Всё шло по плану. И мне предстояло попытаться помочь своей жене. Хоть как-то. Я закрыл глаза и мысленно позвал Мэйли обратно. Слова рикошетили многократным эхом, высекая образ ушедшей за грань души.
И зов не мог не достигнуть своей цели. Прямо передо мной буквально на несколько мгновений предстал полупрозрачный силуэт обнажённой наложницы. Сложенные в молитвенном жесте ладони, выбившиеся из-за ушек пряди тонких чёрных волос. И пустой бессмысленный взгляд.
«Вернись, Мэй… Вернись!!!»
Зов был услышан. Уголки её губ дрогнули слабой улыбкой, а в глазах промелькнули отблески пробудившейся души. Девушка шагнула вперёд, разорвав расстояние между нами, и исчезла. Растворилась в воздухе.
Возмущение туго скрученного вихря Силы вдребезги разметало обстановку спальни и исчезло. Бронированные стёкла окон застонали, покрываясь сеточкой тонких трещин. Наша роскошная кровать задрожала, рассыпаясь на составные детали, и шумно осела, а разлетевшиеся в стороны деревянные части гармонично дополнили получившийся хаос. И навалилась тишина.

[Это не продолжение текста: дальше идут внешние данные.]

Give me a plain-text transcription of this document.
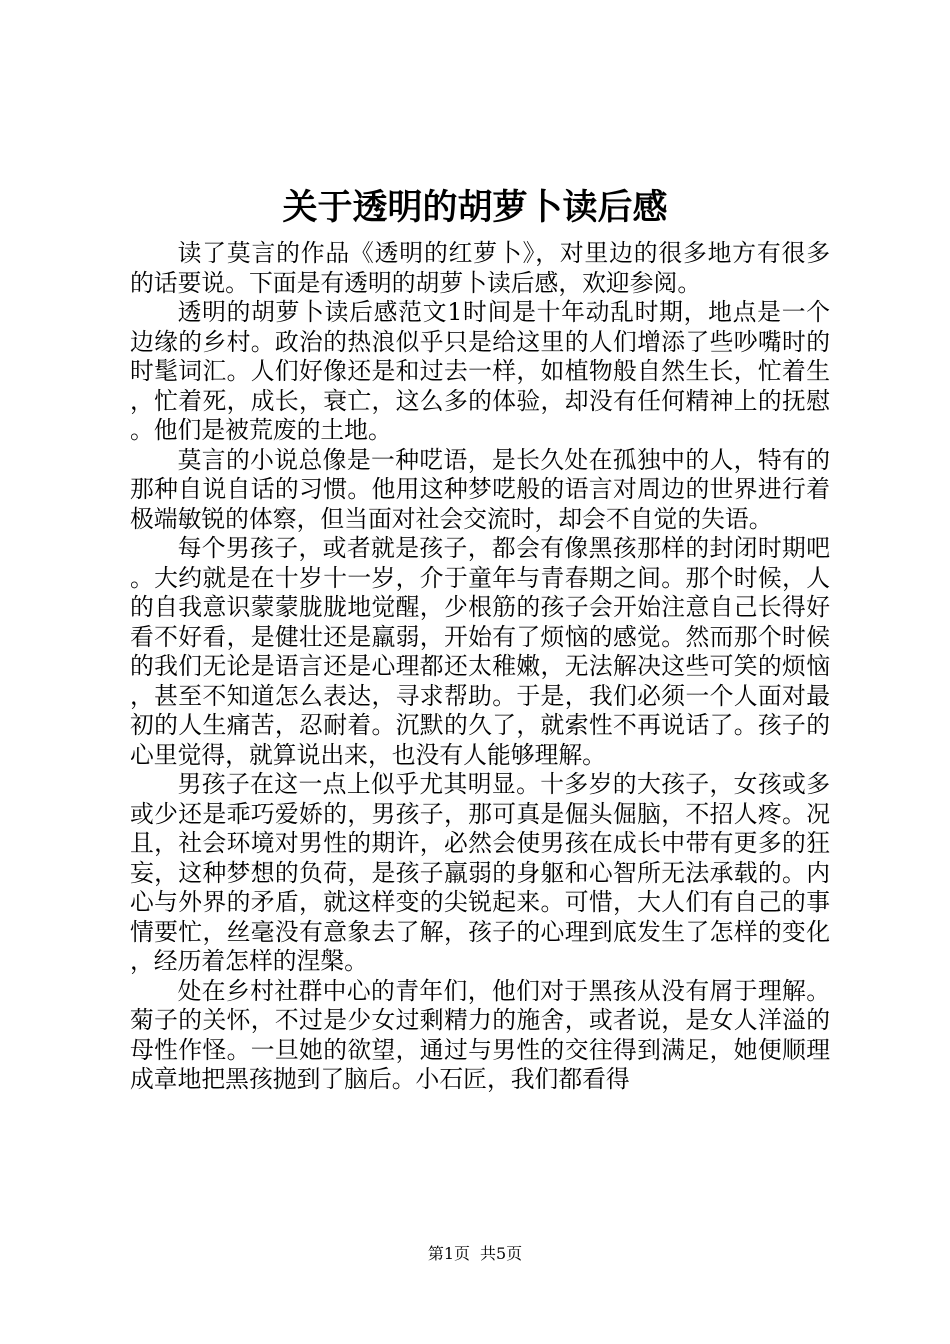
关于透明的胡萝卜读后感

读了莫言的作品《透明的红萝卜》，对里边的很多地方有很多的话要说。下面是有透明的胡萝卜读后感，欢迎参阅。

透明的胡萝卜读后感范文1时间是十年动乱时期，地点是一个边缘的乡村。政治的热浪似乎只是给这里的人们增添了些吵嘴时的时髦词汇。人们好像还是和过去一样，如植物般自然生长，忙着生，忙着死，成长，衰亡，这么多的体验，却没有任何精神上的抚慰。他们是被荒废的土地。

莫言的小说总像是一种呓语，是长久处在孤独中的人，特有的那种自说自话的习惯。他用这种梦呓般的语言对周边的世界进行着极端敏锐的体察，但当面对社会交流时，却会不自觉的失语。

每个男孩子，或者就是孩子，都会有像黑孩那样的封闭时期吧。大约就是在十岁十一岁，介于童年与青春期之间。那个时候，人的自我意识蒙蒙胧胧地觉醒，少根筋的孩子会开始注意自己长得好看不好看，是健壮还是羸弱，开始有了烦恼的感觉。然而那个时候的我们无论是语言还是心理都还太稚嫩，无法解决这些可笑的烦恼，甚至不知道怎么表达，寻求帮助。于是，我们必须一个人面对最初的人生痛苦，忍耐着。沉默的久了，就索性不再说话了。孩子的心里觉得，就算说出来，也没有人能够理解。

男孩子在这一点上似乎尤其明显。十多岁的大孩子，女孩或多或少还是乖巧爱娇的，男孩子，那可真是倔头倔脑，不招人疼。况且，社会环境对男性的期许，必然会使男孩在成长中带有更多的狂妄，这种梦想的负荷，是孩子羸弱的身躯和心智所无法承载的。内心与外界的矛盾，就这样变的尖锐起来。可惜，大人们有自己的事情要忙，丝毫没有意象去了解，孩子的心理到底发生了怎样的变化，经历着怎样的涅槃。

处在乡村社群中心的青年们，他们对于黑孩从没有屑于理解。菊子的关怀，不过是少女过剩精力的施舍，或者说，是女人洋溢的母性作怪。一旦她的欲望，通过与男性的交往得到满足，她便顺理成章地把黑孩抛到了脑后。小石匠，我们都看得

第1页 共5页
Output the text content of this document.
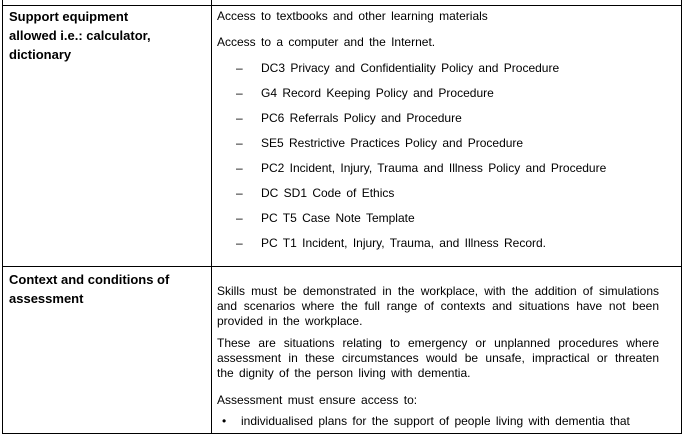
Support equipment allowed i.e.: calculator, dictionary

Access to textbooks and other learning materials

Access to a computer and the Internet.

– DC3 Privacy and Confidentiality Policy and Procedure
– G4 Record Keeping Policy and Procedure
– PC6 Referrals Policy and Procedure
– SE5 Restrictive Practices Policy and Procedure
– PC2 Incident, Injury, Trauma and Illness Policy and Procedure
– DC SD1 Code of Ethics
– PC T5 Case Note Template
– PC T1 Incident, Injury, Trauma, and Illness Record.
Context and conditions of assessment	Skills must be demonstrated in the workplace, with the addition of simulations and scenarios where the full range of contexts and situations have not been provided in the workplace.

These are situations relating to emergency or unplanned procedures where assessment in these circumstances would be unsafe, impractical or threaten the dignity of the person living with dementia.

Assessment must ensure access to:

• individualised plans for the support of people living with dementia that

Звонкий шлепок по ягодицам разорвал тишину в клочья. Дом будто вздохнул, пробуждаясь от спячки. Послушался топот слуг и охраны, тревожно взвыла сигнализация. И на фоне этого шума уже никто не смог бы различить первый крик Перерождённой. Неуверенный, сдавленный, первый из многих. Полный желания жить дальше…

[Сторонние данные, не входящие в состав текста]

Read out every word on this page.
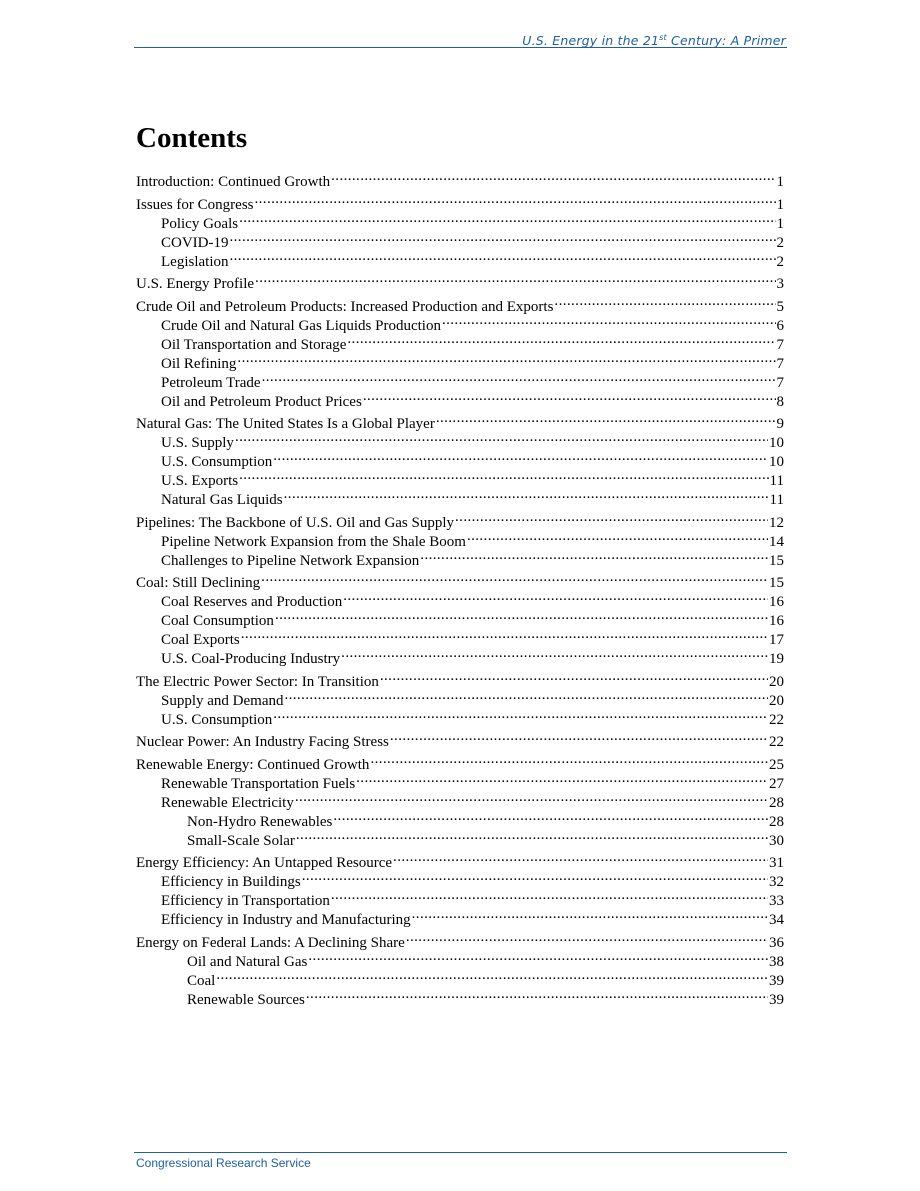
U.S. Energy in the 21st Century: A Primer
Contents
Introduction: Continued Growth .....	1
Issues for Congress .....	1
Policy Goals .....	1
COVID-19 .....	2
Legislation .....	2
U.S. Energy Profile .....	3
Crude Oil and Petroleum Products: Increased Production and Exports .....	5
Crude Oil and Natural Gas Liquids Production .....	6
Oil Transportation and Storage .....	7
Oil Refining .....	7
Petroleum Trade .....	7
Oil and Petroleum Product Prices .....	8
Natural Gas: The United States Is a Global Player .....	9
U.S. Supply .....	10
U.S. Consumption .....	10
U.S. Exports .....	11
Natural Gas Liquids .....	11
Pipelines: The Backbone of U.S. Oil and Gas Supply .....	12
Pipeline Network Expansion from the Shale Boom .....	14
Challenges to Pipeline Network Expansion .....	15
Coal: Still Declining .....	15
Coal Reserves and Production .....	16
Coal Consumption .....	16
Coal Exports .....	17
U.S. Coal-Producing Industry .....	19
The Electric Power Sector: In Transition .....	20
Supply and Demand .....	20
U.S. Consumption .....	22
Nuclear Power: An Industry Facing Stress .....	22
Renewable Energy: Continued Growth .....	25
Renewable Transportation Fuels .....	27
Renewable Electricity .....	28
Non-Hydro Renewables .....	28
Small-Scale Solar .....	30
Energy Efficiency: An Untapped Resource .....	31
Efficiency in Buildings .....	32
Efficiency in Transportation .....	33
Efficiency in Industry and Manufacturing .....	34
Energy on Federal Lands: A Declining Share .....	36
Oil and Natural Gas .....	38
Coal .....	39
Renewable Sources .....	39
Congressional Research Service
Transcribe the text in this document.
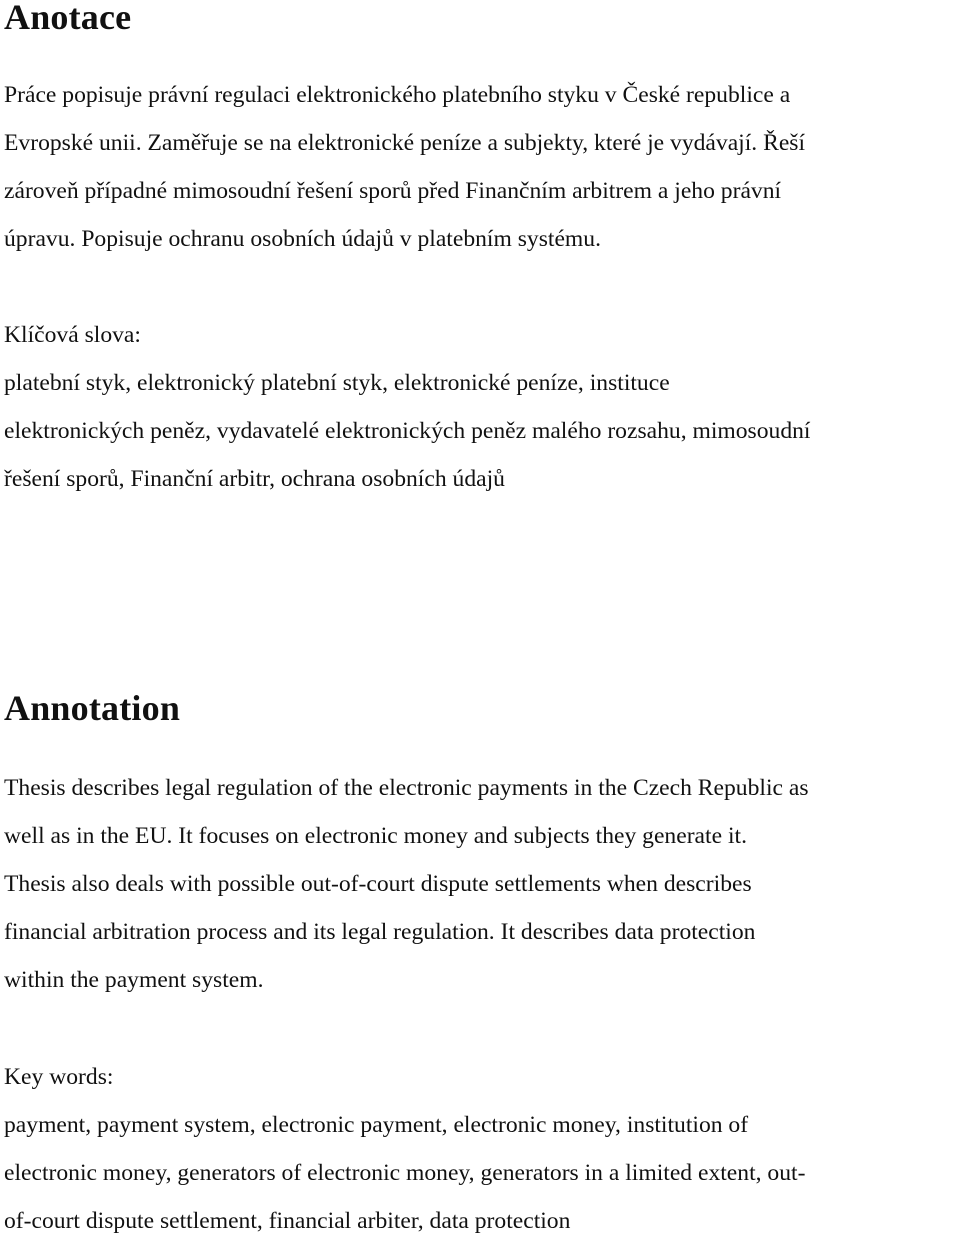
Anotace
Práce popisuje právní regulaci elektronického platebního styku v České republice a
Evropské unii. Zaměřuje se na elektronické peníze a subjekty, které je vydávají. Řeší
zároveň případné mimosoudní řešení sporů před Finančním arbitrem a jeho právní
úpravu. Popisuje ochranu osobních údajů v platebním systému.
Klíčová slova:
platební styk, elektronický platební styk, elektronické peníze, instituce
elektronických peněz, vydavatelé elektronických peněz malého rozsahu, mimosoudní
řešení sporů, Finanční arbitr, ochrana osobních údajů
Annotation
Thesis describes legal regulation of the electronic payments in the Czech Republic as
well as in the EU. It focuses on electronic money and subjects they generate it.
Thesis also deals with possible out-of-court dispute settlements when describes
financial arbitration process and its legal regulation. It describes data protection
within the payment system.
Key words:
payment, payment system, electronic payment, electronic money, institution of
electronic money, generators of electronic money, generators in a limited extent, out-
of-court dispute settlement, financial arbiter, data protection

Фантом беззвучно и бесследно истаял, оставив меня в прежнем задумчивом положении. Закинув ногу на подлокотник кресла, я вытянулся поудобнее и, цапнув со столика офицерский планшет, меланхолично пролистал выведенный на дисплей документ. Доклад Эдогавы.

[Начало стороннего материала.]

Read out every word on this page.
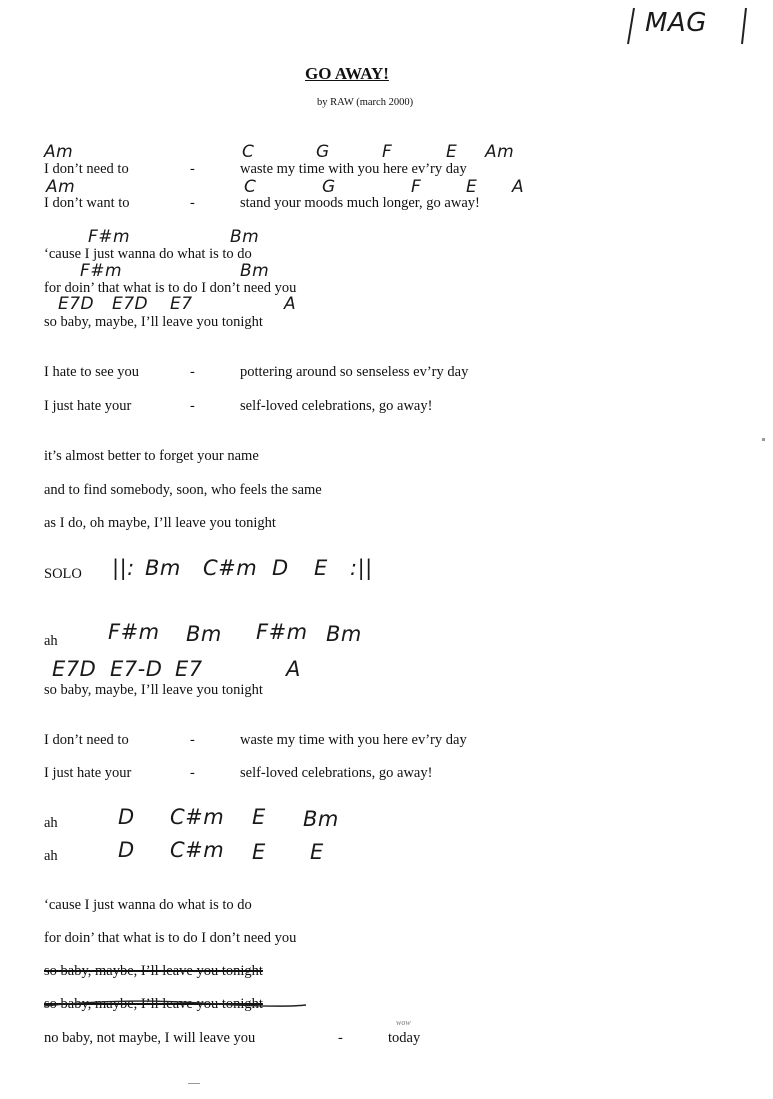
MAG
GO AWAY!
by RAW (march 2000)
Am	C	G	F	E Am
I don’t need to	-	waste my time with you here ev’ry day
Am	C	G	F	E A
I don’t want to	-	stand your moods much longer, go away!
F#m	Bm
‘cause I just wanna do what is to do
F#m	Bm
for doin’ that what is to do I don’t need you
E7D E7D E7	A
so baby, maybe, I’ll leave you tonight
I hate to see you	-	pottering around so senseless ev’ry day
I just hate your	-	self-loved celebrations, go away!
it’s almost better to forget your name
and to find somebody, soon, who feels the same
as I do, oh maybe, I’ll leave you tonight
SOLO ||: Bm C#m D E :||
ah F#m Bm F#m Bm
E7D E7-D E7	A
so baby, maybe, I’ll leave you tonight
I don’t need to	-	waste my time with you here ev’ry day
I just hate your	-	self-loved celebrations, go away!
ah	D C#m E Bm
ah	D C#m E E
‘cause I just wanna do what is to do
for doin’ that what is to do I don’t need you
so baby, maybe, I’ll leave you tonight
so baby, maybe, I’ll leave you tonight
no baby, not maybe, I will leave you	-	today
wow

Судьба в очередной раз наглядно продемонстрировала, что у неё на меня планы. И уверенно доказывала: приоритет у этих планов повыше, чем у моих. С дисплея на меня угрюмо таращились сразу двое. Любой уроженец Островной империи безошибочно опознал бы в них своих соотечественников, а вот в России ребята успешно косили под бурятов. Во всяком случае, именно такая национальность значилась в их документах, что успел отыскать и приложить исполнительный контрразведчик.
Артур Григорьевич превзошёл сам себя. Доклад пестрел алым шрифтом вставок – выводы аналитиков и опытного наёмника органично вплетались в сухой, казённый текст Эдогавы, дополняя и раскрывая некоторые небезынтересные подробности.
Клан Такэда отправил за мной далеко не убийц, а приставил шпионов. Мои враги сделали это заблаговременно, и после моего возвращения из Японии в Сибирске уже разрасталась сеть осведомителей, явок и агентов влияния.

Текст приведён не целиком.